The best that Israeli policymakers can do in the context of what is happening in the region is to say little and to do virtually nothing. And the best that interested outsiders can do is to avoid dreaming that this is the time for Israel and Palestine to negotiate seriously toward a comprehensive agreement.
There is much happening in the Middle East, but no one knows what it is or where it will lead. There are common elements. We hear about democracy, power to the people, and throw the bastard(s) out. However, those are the chants of crowds and not plans of action. Chances are that events will proceed differently in each country, and that nothing will be settled for quite some time. Those who initially seize power might not hold on to it. Secular intellectuals and political liberals will make themselves heard, along with Islamists and military personnel. Quite likely that there will be competition within each of these groupings, and efforts to arrange alliances between individuals of different sectors. Declared reforms may give way to power grabs. Initial governments by military personnel may yield to later demonstrations and some other kind of regime. Countries that presently are quiet may succumb to popular uprisings that have yet to crest.
Palestinians do not feel themselves immune from these events. An initial move to hold off dissent came from the regime in the West Bank changing the composition of its government and announcing--once again--elections in a few months time. It did not take many minutes for the regime in Gaza to ridicule their competitors, and announce that West Bank lackeys of America and Israel would not manage elections on their turf.
Advocates of peace make a fair point that Israel as the stronger partner should take the initiative in making proposals. However, it is also fair to note that Israel has made reasonable offers, most significantly in 2000 and 2008, with no apparent response beyond rejection from the Palestinians.
The current situation makes Palestinians even less reliable. For more than a year they have used one or another reason not to enter negotiations despite the prodding and enticing of the Obama administration and others.
One should understand rather than ridicule their reluctance. They are barely holding power in the West Bank, and under pressure from Gaza and the Palestinian diaspora. The Al-Jazeera leakage about Palestinian negotiations made modest concessions appear extreme, and caused the resignation of their senior delegate.
Those events suggest that this is not the time to look for a Palestinian partner. Moreover, the dynamics throughout the region keep Israelis and Palestinians from knowing what kind of support or opposition there will be for negotiations or concessions from those who can influence Palestinians.

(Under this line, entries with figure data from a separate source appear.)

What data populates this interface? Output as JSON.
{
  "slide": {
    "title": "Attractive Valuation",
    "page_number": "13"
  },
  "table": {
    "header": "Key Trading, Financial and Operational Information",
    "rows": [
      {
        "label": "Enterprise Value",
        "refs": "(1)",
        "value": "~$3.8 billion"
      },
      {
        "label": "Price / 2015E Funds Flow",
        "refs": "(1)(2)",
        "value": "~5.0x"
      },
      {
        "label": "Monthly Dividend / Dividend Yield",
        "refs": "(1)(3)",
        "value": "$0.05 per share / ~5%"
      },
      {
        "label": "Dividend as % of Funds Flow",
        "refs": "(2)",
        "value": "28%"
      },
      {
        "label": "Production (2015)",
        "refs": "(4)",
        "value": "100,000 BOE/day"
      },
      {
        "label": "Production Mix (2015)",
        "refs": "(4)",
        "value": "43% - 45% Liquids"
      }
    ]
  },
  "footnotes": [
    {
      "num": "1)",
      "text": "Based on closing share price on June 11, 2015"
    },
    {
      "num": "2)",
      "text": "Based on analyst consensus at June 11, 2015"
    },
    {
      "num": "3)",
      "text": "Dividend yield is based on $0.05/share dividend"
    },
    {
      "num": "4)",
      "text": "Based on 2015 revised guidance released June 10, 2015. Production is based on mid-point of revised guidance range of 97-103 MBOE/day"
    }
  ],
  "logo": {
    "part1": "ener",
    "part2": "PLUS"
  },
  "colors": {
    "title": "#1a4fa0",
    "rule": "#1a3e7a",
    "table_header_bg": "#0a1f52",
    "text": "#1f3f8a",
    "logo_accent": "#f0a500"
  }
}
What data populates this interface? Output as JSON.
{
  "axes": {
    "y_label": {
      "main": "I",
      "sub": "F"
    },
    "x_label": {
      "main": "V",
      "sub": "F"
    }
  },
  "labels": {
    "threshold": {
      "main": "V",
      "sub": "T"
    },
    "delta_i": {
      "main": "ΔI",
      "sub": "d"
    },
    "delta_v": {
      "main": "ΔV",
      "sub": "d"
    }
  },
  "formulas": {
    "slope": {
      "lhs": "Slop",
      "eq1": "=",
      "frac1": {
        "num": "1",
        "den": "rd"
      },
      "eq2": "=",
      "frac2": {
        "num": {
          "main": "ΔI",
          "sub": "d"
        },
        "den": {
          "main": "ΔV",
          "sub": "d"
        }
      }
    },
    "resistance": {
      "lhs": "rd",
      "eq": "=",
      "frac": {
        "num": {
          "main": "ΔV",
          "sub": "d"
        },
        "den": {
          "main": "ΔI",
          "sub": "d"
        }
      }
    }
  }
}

One can doubt that clarity will emerge in a few weeks or months. It may take years before we know what will be the New Middle East. More Islamic, more anti-Israel and anti-Western, more concerned with social welfare, more or less concerned with Palestine?
Honesty requires a shrug of the shoulders. Wisdom cautions a low profile. It is not a time for Israeli peaceniks, Barack Obama, or Thomas Friedman to insist that only a far reaching Israeli initiative can save Israel or the entire Middle East. It is also not a time for settlers and their friends to seek advantage in the uncertainty by planning another thousand residences on the other side of the wall, or beginning a court action to turn more Arab families out of their homes in East Jerusalem.
One can hope for modesty and wisdom from all these actors, without really expecting it.